Lembranças de amor e luto nos túmulos de soldados ucranianos
Ao contrário dos silenciosos cemitérios civis, o campo-santo militar de Lviv, no oeste da Ucrânia, é um lugar animado e as sepulturas estão decoradas com pelúcias, cigarros, xícaras de café... Pequenas demonstrações de amor e luto.
Valeri Pushko está sentado diante do túmulo de seu filho Viktor, com um cigarro aceso em cada mão. Um para ele, o outro para o rapaz falecido, cujo retrato está pendurado em uma cruz fincada no chão.
É + que streaming. É arte, cultura e história.
"Fumo com meu filho. Antes, sempre tínhamos um momento para fumar juntos", conta o homem de cabelo grisalho.
Fumar "é um mau hábito, mas me traz alívio", continua. "Converso com ele. Muita gente faz isso. As mulheres também fumam com seus maridos e filhos" que descansam nesta necrópole reservada aos militares caídos na guerra com a Rússia, acrescenta.
O cemitério militar de Lichakiv, a sudoeste de Lviv, abrigava milhares de túmulos da Primeira e da Segunda Guerra Mundial.
Pouco depois do início da invasão russa, em fevereiro de 2022, começou a receber os corpos de soldados mortos no front, que fica a mais de mil quilômetros desta cidade, que é alvo de bombardeios esporádicos.
O local conta com cerca de 350 sepulturas recentes e há novos funerais quase todos os dias.
No ano passado, o terreno utilizado inicialmente para enterros militares "encheu-se rapidamente", explica à AFP Oleg Pidpysetski, um responsável da prefeitura.
No princípio, "alguns acreditavam que isto acabaria em um mês, dois ou seis. Mas, infelizmente, a guerra não fez mais do que se prolongar", acrescenta.
Hoje, bandeiras ucranianas azuis e amarelas, e também as nacionalistas rubro-negras, tremulam sobre os túmulos, junto com ramos de flores e velas.
Também há objetos mais incomuns, como desenhos de crianças, uma garrafa de cerveja, um copo de uísque, uma pelúcia em forma de avião, discos de rock ou uma bola de golfe.
"Estas pessoas deram suas vidas por nós, não as viveram até o fim. Seus entes queridos tentam dar a eles o que não receberam", estima Oleg, de 55 anos, que visita a sepultura de um amigo e xará, morto aos 45 anos.
"Infelizmente não podemos mudar nada. Milhares de russos não vão substituir Oleg.

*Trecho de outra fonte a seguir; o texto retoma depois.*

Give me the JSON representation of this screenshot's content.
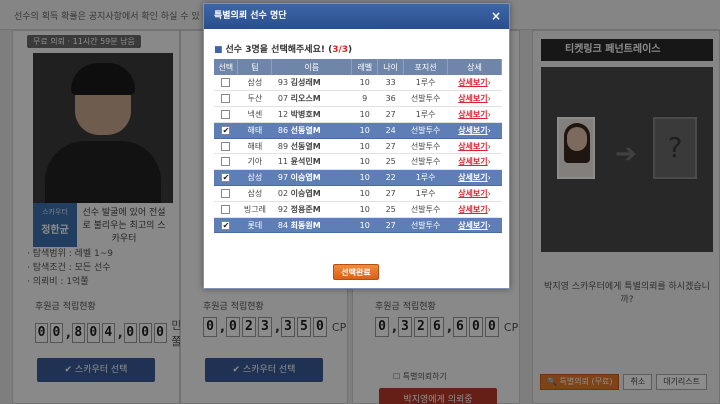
{
  "background": {
    "notice": "선수의 획득 확률은 공지사항에서 확인 하실 수 있",
    "panels": [
      {
        "timer": "11시간 59분 남음",
        "timer_prefix": "무료 의뢰",
        "badge_small": "스카우터",
        "badge_name": "정한균",
        "quote": "선수 발굴에 있어 전설로 불리우는 최고의 스카우터",
        "info": [
          "탐색범위 : 레벨 1~9",
          "탐색조건 : 모든 선수",
          "의뢰비 : 1억쭐"
        ],
        "acc_label": "후원금 적립현황",
        "digits": [
          "0",
          "0",
          "8",
          "0",
          "4",
          "0",
          "0",
          "0"
        ],
        "unit": "만쭐",
        "button": "스카우터 선택"
      },
      {
        "acc_label": "후원금 적립현황",
        "digits": [
          "0",
          "0",
          "2",
          "3",
          "3",
          "5",
          "0"
        ],
        "unit": "CP",
        "button": "스카우터 선택"
      },
      {
        "acc_label": "후원금 적립현황",
        "digits": [
          "0",
          "3",
          "2",
          "6",
          "6",
          "0",
          "0"
        ],
        "unit": "CP",
        "check_label": "특별의뢰하기",
        "button": "박지영에게 의뢰중"
      }
    ],
    "right": {
      "title": "티켓링크 페넌트레이스",
      "message": "박지영 스카우터에게 특별의뢰를 하시겠습니까?"
    },
    "bottom_buttons": [
      "특별의뢰 (무료)",
      "취소",
      "대기리스트"
    ]
  },
  "modal": {
    "title": "특별의뢰 선수 명단",
    "close": "×",
    "subtitle": "선수 3명을 선택해주세요!",
    "count": "3/3",
    "headers": [
      "선택",
      "팀",
      "이름",
      "레벨",
      "나이",
      "포지션",
      "상세"
    ],
    "rows": [
      {
        "team": "삼성",
        "num": "93",
        "name": "김성래M",
        "level": "10",
        "age": "33",
        "pos": "1루수",
        "selected": false
      },
      {
        "team": "두산",
        "num": "07",
        "name": "리오스M",
        "level": "9",
        "age": "36",
        "pos": "선발투수",
        "selected": false
      },
      {
        "team": "넥센",
        "num": "12",
        "name": "박병호M",
        "level": "10",
        "age": "27",
        "pos": "1루수",
        "selected": false
      },
      {
        "team": "해태",
        "num": "86",
        "name": "선동열M",
        "level": "10",
        "age": "24",
        "pos": "선발투수",
        "selected": true
      },
      {
        "team": "해태",
        "num": "89",
        "name": "선동열M",
        "level": "10",
        "age": "27",
        "pos": "선발투수",
        "selected": false
      },
      {
        "team": "기아",
        "num": "11",
        "name": "윤석민M",
        "level": "10",
        "age": "25",
        "pos": "선발투수",
        "selected": false
      },
      {
        "team": "삼성",
        "num": "97",
        "name": "이승엽M",
        "level": "10",
        "age": "22",
        "pos": "1루수",
        "selected": true
      },
      {
        "team": "삼성",
        "num": "02",
        "name": "이승엽M",
        "level": "10",
        "age": "27",
        "pos": "1루수",
        "selected": false
      },
      {
        "team": "빙그레",
        "num": "92",
        "name": "정용준M",
        "level": "10",
        "age": "25",
        "pos": "선발투수",
        "selected": false
      },
      {
        "team": "롯데",
        "num": "84",
        "name": "최동원M",
        "level": "10",
        "age": "27",
        "pos": "선발투수",
        "selected": true
      }
    ],
    "detail_label": "상세보기",
    "confirm": "선택완료"
  },
  "colors": {
    "header_blue": "#2a4e8c",
    "selected_row": "#5e7fb5",
    "detail_red": "#d22233",
    "confirm_orange": "#e87a2f"
  }
}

São perdas irreparáveis", afirma, com a voz embargada.
A Ucrânia não revela suas baixas, mas os países ocidentais estimam em mais de 100.000 o número de militares mortos ou feridos nesta guerra.
Para Olga, sentada diante do túmulo de seu cunhado, os pequenos presentes são "a única relação" possível com os falecidos.
"É o único lugar onde é possível estarmos juntos. A única maneira de sentir sua presença", acrescenta, com lágrimas nos olhos.
Com um casaco preto e barba curta, Viacheslav Sabelnikov, um ex-soldado de infantaria que ficou inválido por conta de um ferimento, tem vários companheiros que jazem no local.
Ele posiciona uma vela diante do retrato de um amigo, por ocasião de seu aniversário. "É importante que nos lembremos dessas pessoas e de seus feitos", ressalta, enquanto um novo funeral se inicia a alguns metros dali.
Anna Mikheyeva, uma assistente social de 44 anos, está diante do jazigo de seu filho Mikhailo, que serviu na 80ª brigada de paraquedistas e foi morto no ano passado, aos 25 anos.
Ela explica que costuma trazer coisas "que ele gostava", como Coca-Cola, guloseimas e cigarros.
"Se venho pela manhã, compro café para mim e para ele", acrescenta.
Para ela, este cemitério é "diferente" dos outros, onde a maioria dos túmulos pertence a pessoas mais idosas, "as quais não se deve incomodar".
"Aqui, todos são como se fossem meus filhos ou meus irmãos. Já os conheço por suas fotos e seus nomes", conta. "Quando chego, eu sempre os cumprimento: 'Oi rapazes'. E sempre lhes agradeço", detalha.